Ligand requirements for the relaxation of adenylate cyclase from activated and inhibited states.

The turkey erythrocyte adenylate cyclase system binds tightly the inhibitory nucleotide GDP, and a pretreatment step with isoproterenol and GMP is required to restore activation. Under identical pretreatment conditions, the release of labeled nucleotide is complete within 1 min whereas the restoration of activation by Gpp(NH)p requires 15 min. A study of the ligand requirements of the slow step shows the following: (a) The role of GMP is that of an obligatory allosteric regulator. (b) Cholera toxin modification of the system abolishes the requirement for GMP with a considerable enhancement in the reaction rate. (c) GMP is without effect on the relaxation process with the activator Gpp(NH)p as the resident nucleotide.
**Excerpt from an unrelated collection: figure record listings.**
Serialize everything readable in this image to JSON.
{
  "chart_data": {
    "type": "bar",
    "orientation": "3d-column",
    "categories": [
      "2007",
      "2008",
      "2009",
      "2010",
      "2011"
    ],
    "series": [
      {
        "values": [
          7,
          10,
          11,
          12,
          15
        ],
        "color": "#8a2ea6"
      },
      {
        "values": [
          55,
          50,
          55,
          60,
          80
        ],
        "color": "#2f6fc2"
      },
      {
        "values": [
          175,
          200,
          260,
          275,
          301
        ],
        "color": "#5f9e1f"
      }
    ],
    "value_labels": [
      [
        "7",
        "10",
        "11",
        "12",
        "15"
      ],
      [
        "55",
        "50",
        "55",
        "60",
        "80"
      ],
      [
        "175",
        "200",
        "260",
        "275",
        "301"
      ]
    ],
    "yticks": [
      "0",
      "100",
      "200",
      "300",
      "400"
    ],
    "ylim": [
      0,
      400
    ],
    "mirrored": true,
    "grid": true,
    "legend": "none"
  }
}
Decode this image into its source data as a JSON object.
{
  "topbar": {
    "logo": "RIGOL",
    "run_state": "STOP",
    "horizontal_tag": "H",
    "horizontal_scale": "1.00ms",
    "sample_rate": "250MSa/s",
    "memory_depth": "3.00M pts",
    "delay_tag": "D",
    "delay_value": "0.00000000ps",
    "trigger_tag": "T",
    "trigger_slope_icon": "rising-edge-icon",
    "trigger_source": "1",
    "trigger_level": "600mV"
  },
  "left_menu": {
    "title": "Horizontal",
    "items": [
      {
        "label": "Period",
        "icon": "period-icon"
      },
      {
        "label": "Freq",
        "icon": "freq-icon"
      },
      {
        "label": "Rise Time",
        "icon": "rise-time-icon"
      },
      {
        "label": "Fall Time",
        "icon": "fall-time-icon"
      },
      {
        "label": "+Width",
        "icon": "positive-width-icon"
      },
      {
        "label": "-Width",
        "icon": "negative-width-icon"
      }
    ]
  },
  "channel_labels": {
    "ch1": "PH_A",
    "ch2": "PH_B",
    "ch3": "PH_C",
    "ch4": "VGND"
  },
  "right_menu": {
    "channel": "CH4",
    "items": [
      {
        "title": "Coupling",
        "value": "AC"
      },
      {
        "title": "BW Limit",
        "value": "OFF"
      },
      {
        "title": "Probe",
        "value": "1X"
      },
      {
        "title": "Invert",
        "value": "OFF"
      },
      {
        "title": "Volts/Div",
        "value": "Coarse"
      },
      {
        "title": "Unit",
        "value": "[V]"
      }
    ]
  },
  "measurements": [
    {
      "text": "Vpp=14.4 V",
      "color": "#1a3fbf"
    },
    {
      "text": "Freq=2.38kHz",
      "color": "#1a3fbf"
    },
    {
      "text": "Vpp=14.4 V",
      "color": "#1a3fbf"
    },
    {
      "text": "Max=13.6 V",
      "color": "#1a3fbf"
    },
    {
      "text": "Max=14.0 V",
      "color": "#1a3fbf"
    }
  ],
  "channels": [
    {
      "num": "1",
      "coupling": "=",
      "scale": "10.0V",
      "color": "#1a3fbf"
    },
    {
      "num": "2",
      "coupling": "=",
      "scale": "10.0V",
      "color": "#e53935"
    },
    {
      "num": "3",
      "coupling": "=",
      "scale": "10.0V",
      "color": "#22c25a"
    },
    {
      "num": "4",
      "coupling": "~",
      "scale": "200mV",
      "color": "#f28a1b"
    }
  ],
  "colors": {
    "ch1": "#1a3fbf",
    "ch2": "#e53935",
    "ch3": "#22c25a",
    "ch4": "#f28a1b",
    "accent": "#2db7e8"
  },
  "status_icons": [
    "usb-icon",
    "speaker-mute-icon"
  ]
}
In sharp contrast, ethylenediamine-tetraacetic acid (without effect in a GDP-occupied complex) markedly potentiates alterations from the Gpp(NH)p-occupied state. (d) Formation of a GDP/guanosine 5'-O-(2-thiodiphosphate) (GDP beta S) hybrid leads to the suppression of both F- and Gpp(NH)p activation. F- activation is restored by isoproterenol alone, while GMP is still required to restore Gpp(NH)p activation. The results suggest that covalent modification or nucleotide analogue occupancy of the regulatory complex can modify the allosteric role for GMP, with consequences for the rate of the slow step.